Sendas Culturales llenan el centro de música, tradición y espíritu navideño este sábado

Desde las 18:00 hasta la medianoche, tres escenarios en simultáneo ofrecerán propuestas para toda la familia en Plaza San Martín, CAPRA y el Reloj del Cincuentenario. Este sábado 20, la ciudad vivirá una nueva edición de Sendas Culturales, una propuesta pensada para disfrutar en familia y celebrar el encuentro a través del arte, la tradición y la identidad local. La actividad se desarrollará desde las 18:00 hasta las 00:00 horas, con tres escenarios en simultáneo ubicados en Plaza San Martín, CAPRA y el Reloj del Cincuentenario. Durante la tarde y la noche, vecinos y visitantes podrán recorrer los distintos espacios y ser parte de múltiples propuestas culturales. Entre las actividades destacadas, Papá Noel realizará un paseo por los tres escenarios, recibiendo las cartitas de todos los niños y niñas, sumando un clima especial en la antesala de las fiestas. Además, se podrá disfrutar del paseo de las candidatas de la Fiesta Nacional del Chivo y de la Fiesta Nacional de la Vendimia, representando tradiciones profundamente arraigadas en la cultura regional.

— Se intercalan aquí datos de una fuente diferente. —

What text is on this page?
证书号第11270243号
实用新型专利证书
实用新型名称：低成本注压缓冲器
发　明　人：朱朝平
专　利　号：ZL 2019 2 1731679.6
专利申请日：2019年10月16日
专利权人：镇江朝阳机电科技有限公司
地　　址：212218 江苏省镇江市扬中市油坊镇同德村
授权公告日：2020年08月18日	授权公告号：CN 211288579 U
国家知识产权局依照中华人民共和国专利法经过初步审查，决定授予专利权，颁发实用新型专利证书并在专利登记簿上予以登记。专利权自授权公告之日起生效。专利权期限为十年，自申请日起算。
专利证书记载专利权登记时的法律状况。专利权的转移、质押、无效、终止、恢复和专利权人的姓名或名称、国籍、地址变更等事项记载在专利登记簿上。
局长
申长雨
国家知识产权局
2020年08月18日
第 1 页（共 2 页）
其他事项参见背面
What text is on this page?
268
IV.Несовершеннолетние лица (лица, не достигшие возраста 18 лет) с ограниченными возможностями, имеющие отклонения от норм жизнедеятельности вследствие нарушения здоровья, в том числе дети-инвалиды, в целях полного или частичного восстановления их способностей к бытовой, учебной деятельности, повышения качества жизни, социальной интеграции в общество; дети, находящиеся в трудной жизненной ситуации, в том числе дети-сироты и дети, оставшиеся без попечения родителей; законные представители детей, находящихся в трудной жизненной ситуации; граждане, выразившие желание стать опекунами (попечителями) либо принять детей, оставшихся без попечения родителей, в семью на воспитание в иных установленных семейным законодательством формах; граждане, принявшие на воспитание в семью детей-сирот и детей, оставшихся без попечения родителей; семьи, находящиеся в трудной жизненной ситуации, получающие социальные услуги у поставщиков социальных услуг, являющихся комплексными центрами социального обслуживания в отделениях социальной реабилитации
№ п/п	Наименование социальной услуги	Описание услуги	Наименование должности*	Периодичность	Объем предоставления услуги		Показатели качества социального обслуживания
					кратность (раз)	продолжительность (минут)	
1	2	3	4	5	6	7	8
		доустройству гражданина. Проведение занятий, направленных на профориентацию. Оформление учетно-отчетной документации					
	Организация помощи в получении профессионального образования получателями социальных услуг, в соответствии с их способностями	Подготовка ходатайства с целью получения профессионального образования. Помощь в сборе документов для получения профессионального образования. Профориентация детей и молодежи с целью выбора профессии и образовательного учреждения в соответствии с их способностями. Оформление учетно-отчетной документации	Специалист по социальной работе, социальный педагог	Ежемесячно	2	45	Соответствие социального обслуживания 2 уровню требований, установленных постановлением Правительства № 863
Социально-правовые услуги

Uno de los momentos más esperados tendrá lugar en el escenario de Plaza San Martín, donde se realizará la proclamación de la Reina del Salitral, un acto que convoca a la comunidad y pone en valor las celebraciones populares. Sendas Culturales invita a compartir otra tarde y noche de cultura, encuentro y celebración, reafirmando el espacio público como punto de reunión y disfrute para todas las edades.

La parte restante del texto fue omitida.